The NCITA initiative, awarded in 2018, will receive up to £10 million over 5 years and is led by Prof Shonit Punwani, Prof James O’Connor, Prof Eric Aboagye, Prof Geoff Higgins, Prof Evis Sala, Prof Dow Mu Koh, Prof Tony Ng, Prof Hing Leung and Prof Ruth Plummer, with up to 49 co-investigators supporting the NCITA initiative.

This unique UK infrastructure provides clinical researchers across the UK with open access to world-class clinical imaging facilities and expertise, as well a repository data management service, artificial intelligence (AI) tools and ongoing training opportunities. It’s aims are to develop a robust and sustainable imaging biomarker certification process, to revolutionise the speed and accuracy of cancer diagnosis, tumour classification and patient response to treatment.

The NCITA infrastructure provides access to world-class medical imaging technologies including:

• whole-body magnetic resonance imaging (WB-MRI),
• hyperpolarized 13 C MRI,
• multi-parametric MRI,
• oxygen-enhanced MRI and other MRI techniques (e.g. hyperpolarized xenon, CEST-MRI),
• positron emission tomography (PET),
• PET-MRI and PET-CT (PET-computed tomography)
• novel CT (e.g. perfusion CT)

For more information please visit the NCITA webstite

If you have any queries about NCITA and its services, please email ncita.general@ucl.ac.uk

---

Accelerating our ability to understand and target complexity and heterogeneity in cancer through automated imaging of 3D cancer models including patient-derived organoids

Led by Prof Paul French, this Accelerator consortium comprises Imperial College London, the Francis Crick Institute, the Institute of Cancer Research, the University of Edinburgh and the Institute for Research in Biomedicine at Barcelona, in collaboration with the Institute for Bio-engineering of Catalonia, the University of Dundee and University College London.

This Accelerator project aims to develop new technologies and methods to study heterogeneity of cancer cell fate in response to therapies. This will be resolved at the single cell level within the context of 3D culture models that more accurately represent the complexity of the tumour microenvironment in cancer patients than the cell monolayers typically used in drug discovery assays. It is hoped that this will will lead to an enhanced understanding of the mechanisms of cancer drug resistance, the role of the microenvironment in tumour response to therapies and lead to more effective high content screens for new drug treatments.

To address this aim, we will develop a number of open-source resources that will become available to the wider research community:

• a curated range of 3D cancer models including PDX models, patient derived organoids and 3D co-cultures
• open source, single cell-resolved High Content Analysis platforms specifically designed for 3D cell cultures and organoids
• open source software tools for instrument control, data acquisition and image analysis
• a validated set of assays for 3D cancer models including lower throughput approaches for basic research and higher throughput approaches for drug screening

 

3D High Content Analysis technologies

We will explore the trade-off between complexity of 3D cancer models and power of assays (in terms of single cell resolution and throughput) by developing modular open source automated instrumentation optimised for 3D imaging of complex cell cultures with a range of optical properties.
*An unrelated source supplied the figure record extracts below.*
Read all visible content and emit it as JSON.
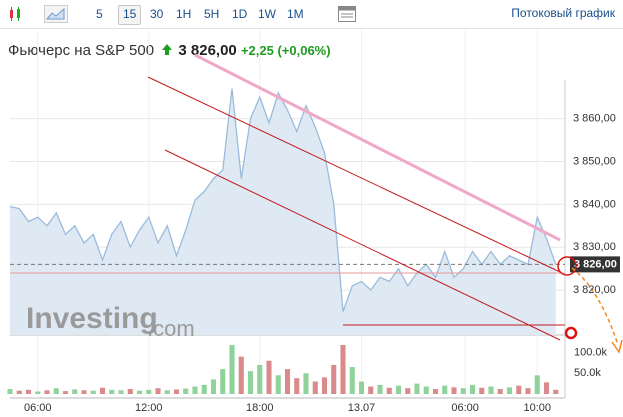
{
  "toolbar": {
    "intervals": [
      "5",
      "15",
      "30",
      "1H",
      "5H",
      "1D",
      "1W",
      "1M"
    ],
    "selected": 1,
    "stream_label": "Потоковый график"
  },
  "chart_data": {
    "type": "area",
    "title": "Фьючерс на S&P 500",
    "price_label": "3 826,00",
    "change_label": "+2,25 (+0,06%)",
    "watermark": [
      "Investing",
      ".com"
    ],
    "line_color": "#9bbbdc",
    "fill_color": "#dfe9f4",
    "grid": true,
    "x": [
      4.5,
      5,
      5.5,
      6,
      6.5,
      7,
      7.5,
      8,
      8.5,
      9,
      9.5,
      10,
      10.5,
      11,
      11.5,
      12,
      12.5,
      13,
      13.5,
      14,
      14.5,
      15,
      15.5,
      16,
      16.5,
      17,
      17.5,
      18,
      18.5,
      19,
      19.5,
      20,
      20.5,
      21,
      21.5,
      22,
      22.5,
      23,
      23.5,
      24,
      24.5,
      25,
      25.5,
      26,
      26.5,
      27,
      27.5,
      28,
      28.5,
      29,
      29.5,
      30,
      30.5,
      31,
      31.5,
      32,
      32.5,
      33,
      33.5,
      34
    ],
    "values": [
      3839.5,
      3839,
      3836,
      3837,
      3835,
      3838,
      3833,
      3835,
      3831,
      3833,
      3827,
      3833,
      3836,
      3830,
      3834,
      3837,
      3831,
      3835,
      3828,
      3834,
      3841,
      3843,
      3846,
      3848,
      3867,
      3846,
      3860,
      3865,
      3859,
      3866,
      3862,
      3857,
      3863,
      3858,
      3852,
      3840,
      3815,
      3821,
      3822,
      3820,
      3823,
      3822,
      3825,
      3821,
      3824,
      3826,
      3823,
      3829,
      3823,
      3825,
      3829,
      3826,
      3829,
      3826,
      3828,
      3827,
      3826,
      3837,
      3832,
      3826
    ],
    "volume": [
      12,
      8,
      10,
      6,
      9,
      14,
      7,
      11,
      9,
      8,
      15,
      10,
      9,
      12,
      8,
      10,
      14,
      9,
      11,
      13,
      18,
      22,
      35,
      60,
      118,
      90,
      55,
      70,
      80,
      45,
      60,
      38,
      50,
      30,
      40,
      70,
      118,
      65,
      30,
      18,
      22,
      15,
      20,
      14,
      25,
      18,
      12,
      20,
      16,
      14,
      22,
      15,
      18,
      12,
      16,
      20,
      14,
      45,
      28,
      10
    ],
    "volume_up_color": "#8fd39b",
    "volume_down_color": "#d98a8a",
    "xlim": [
      4.5,
      34.5
    ],
    "xticks": [
      {
        "value": 6,
        "label": "06:00"
      },
      {
        "value": 12,
        "label": "12:00"
      },
      {
        "value": 18,
        "label": "18:00"
      },
      {
        "value": 23.5,
        "label": "13.07"
      },
      {
        "value": 29.1,
        "label": "06:00"
      },
      {
        "value": 33,
        "label": "10:00"
      }
    ],
    "ylim": [
      3810,
      3869
    ],
    "yticks": [
      {
        "value": 3820,
        "label": "3 820,00"
      },
      {
        "value": 3830,
        "label": "3 830,00"
      },
      {
        "value": 3840,
        "label": "3 840,00"
      },
      {
        "value": 3850,
        "label": "3 850,00"
      },
      {
        "value": 3860,
        "label": "3 860,00"
      }
    ],
    "vlim": [
      0,
      130
    ],
    "vticks": [
      {
        "value": 50,
        "label": "50.0k"
      },
      {
        "value": 100,
        "label": "100.0k"
      }
    ]
  }
}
Our openHCA platform will consist of 3 complementary instruments:

• Oblique Plane Microscopy (OPM) – a high-speed light-sheet microscopy technique which can image 3D sample arrays at >25 volumes/second
• Fluorescence Lifetime Imaging (FLIM) - can provide robust quantitative readouts of biomolecular interactions, including through Förster resonant energy transfer measurements
• Multiphoton Microscopy (M3M) - extending the most powerful 3D fluorescence imaging technique for single cell imaging at depth to automated assays

From 2023 (to be confirmed), the consortium will invite applications for external researchers to access this new infrastructure and capabilities.